俺たち(・・・)、だと? もしやアトリエへの侵入者は他にもいるのか」


(……こいつ、俺の正体に気付いてねえのか)


 今の希瑠は半怪物態、身体のところどころに白い毛が生えた半人半犬の人外だ。とはいえ怪原家の各形態は英雄側でも確認済みのはずだ。それを知らないと?


「あのさ、アンタらはテュポーンの一族を討伐するために人界に転生したんだよな? オリンポスの神々の命令とやらでさ」


「テュポーン、だと……?」


 ピク、とピグマリオンの額に筋が浮かんだ。


「おお、忌まわしきあの魔神! 余の愛しいガラテアの魂を奪いおって……許さぬ、許さぬぞ!」


「ガラテア……? いや、会話が成り立ってねえぞ」


 希瑠は今、明かさなくてもいい正体を明かした。それはこの男と少しでも会話するためだった。しかしこの男は自分の世界から出てこない。

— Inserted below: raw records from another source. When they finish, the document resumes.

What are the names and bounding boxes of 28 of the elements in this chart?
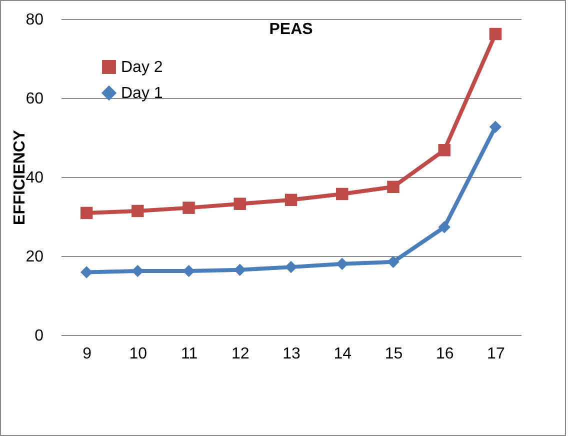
point	[80, 206, 93, 220]
point	[438, 144, 450, 156]
point	[284, 194, 298, 206]
legend-label: Day 1	[121, 85, 163, 102]
x-tick-label: 16	[436, 346, 454, 362]
x-tick-label: 17	[487, 346, 505, 362]
x-tick-label: 13	[282, 346, 300, 362]
chart-title: PEAS	[269, 21, 314, 38]
x-tick-label: 14	[334, 346, 352, 362]
point	[489, 28, 502, 40]
y-tick-label: 0	[34, 328, 44, 344]
point	[336, 188, 348, 200]
point	[489, 120, 502, 133]
legend-label: Day 2	[121, 59, 163, 76]
x-tick-label: 10	[129, 346, 148, 362]
x-tick-label: 12	[231, 346, 250, 362]
x-tick-label: 11	[180, 346, 198, 362]
point	[182, 202, 195, 214]
x-tick-label: 15	[384, 346, 403, 362]
point	[438, 221, 450, 234]
x-tick-label: 9	[82, 346, 92, 362]
y-tick-label: 20	[26, 248, 44, 266]
point	[132, 204, 144, 218]
y-tick-label: 80	[26, 12, 44, 28]
point	[387, 180, 400, 193]
y-tick-label: 60	[26, 90, 44, 108]
point	[234, 198, 246, 210]
point	[387, 256, 400, 268]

「おお、ガラテアよ、必ずやおまえの魂を呼び戻してみせようぞ。おまえの愛する花も、鳥も、ブドウも、歌い手も、みなこのように造ったのだ。なのになぜ戻らぬのだ、おおガラテア……」


 ピグマリオンは部屋の中央に立つ女の像にしがみつく。


「……そうか、まだ花が足りぬのか? 歌い手だけではない、ハープ弾きも必要だ……それとも贅を尽くした料理を並べようか? そうだ、それがよい……」


 そう言うと男はまっさらな石を取り出し、槌とのみ(・・)で削りはじめる。


「えっと、あのぉ……」


「なんだまだ居たのか? 疾く去れ、狼藉者(ろうぜきもの)


「いや、思い出したんだよ。中二の時に読み漁ったギリシャ神話の内容を」


「……?」


 視線で問うたピグマリオンに、希瑠は続ける。


「むかしむかし、あるところに女嫌いの王様がいました。王様は女に絶望していたから、象牙で理想の女をつくることにしました。食べるのも寝るのも忘れて女を彫り上げたところ、王様は象牙の女に恋をしてしまいました。食事を用意したり話しかけるようになって、王は象牙の女から離れられなくなってしまいました。弱っていく王を不憫に思った女神サマが象牙の女に命を与え、ふたりはいつまでも幸せにくらしましたとさ……」


「それは……余だ」


 ピグマリオンは象牙の女……ガラテアから向き直ってうなずく。

その銀色の瞳は、憤怒に歪んでいた。


「しかしガラテアの魂は失われた! あのいまいましいテュポーンの襲撃の折に……余とガラテアは永遠にふたりで暮らせるはずだった! その平穏をあの魔神が壊した! 奴の火球によって、ガラテアは跡形もなく破壊されてしまったっ! 与えられた魂は、当時の混乱で行方がわからなくなった……こうして代わりの人形を作ったが、彼女が帰って来ることは無い!」

「……」

「余はあの魔神を許さぬ、我が愛を打ち砕いたあの化け物を! ……む」


 そこで、ピグマリオンは気付いたようだった。


「そういえば貴様、どこかで見たような顔だな……確かテュポーンの一族に、死んだ目の男がいたような」

「今ごろかよ!」

「そうか……テュポーンの眷属がここを襲っているのだな。貴様ひとりというわけでもなかろう。ならばまず貴様を殺し、残りの者も全て余が殺す! そうすれば、きっとガラテアは我がもとに帰ってくる!」


 ビュッ、とピグマリオンが銀の両手を振る。しかし希瑠は腕を組んで微動だにしない。なぜなら、


(すでに『重力倍加』を発動してる。どんな武器だろうとオレに届きはしないぜ)


 余裕しゃくしゃく、ふんぞり返って希瑠は獲物が網にかかるのを待ち――



 ずばり。



「……は?」


 飛ぶ鮮血。


 重力にとらわれて沈むはずの刃は、しっかりと希瑠の五体に傷を刻んだ。白い毛が赤く染まる。


「いってえええええええええええええええ!?!?!?!?!?!???!?!?」


 理解不能、理解不能、理解不能。なぜ防御したはずのものがすり抜ける?


「ほう……こうも簡単にわが『糸』が届くとは。その結界は物理法則を改変するものだったのだな? 笑止、そのようなものではわが英能は止められん」


「てめえ、どんなカラクリをっ! ……あれ」


 問いかけて希瑠は気付いた。

 傷が、思ったより浅い。


「なんで……」


 せいぜい切り傷程度。カッターナイフで肌を切った程度だ。


「ふむ、やはり魂の薄皮で防御された肉体には、我が『糸』は届きにくいか。しかし」


 ヒュッ、とピグマリオンが両手を交差させると、


 希瑠の右手が希瑠の頬を殴る。


「ぐえ!?」


 希瑠は吹っ飛び、『楽園の王ロードオブシャングリラ』の銀の炎が消える。


「わが〝白銀の手(レ・マン・ダルジャン)〟の真価は切断にあらず。この『糸』を掛けたモノを操るのが本領」


 ピグマリオンが両手を自分の首に向けると、希瑠の両手も彼自身の首に向かって伸びていく。


「すでにおまえは余の操り人形……生きるも死ぬも、余の意のままよ」


 ガシッ、と希瑠の両手がみずからの首を締め上げる。


「ぐ……あ……!」


(絶体絶命ッ! どうするよ、オレ……!?)


 かすむ景色のなかで、希瑠は必死に活路を探すのだった。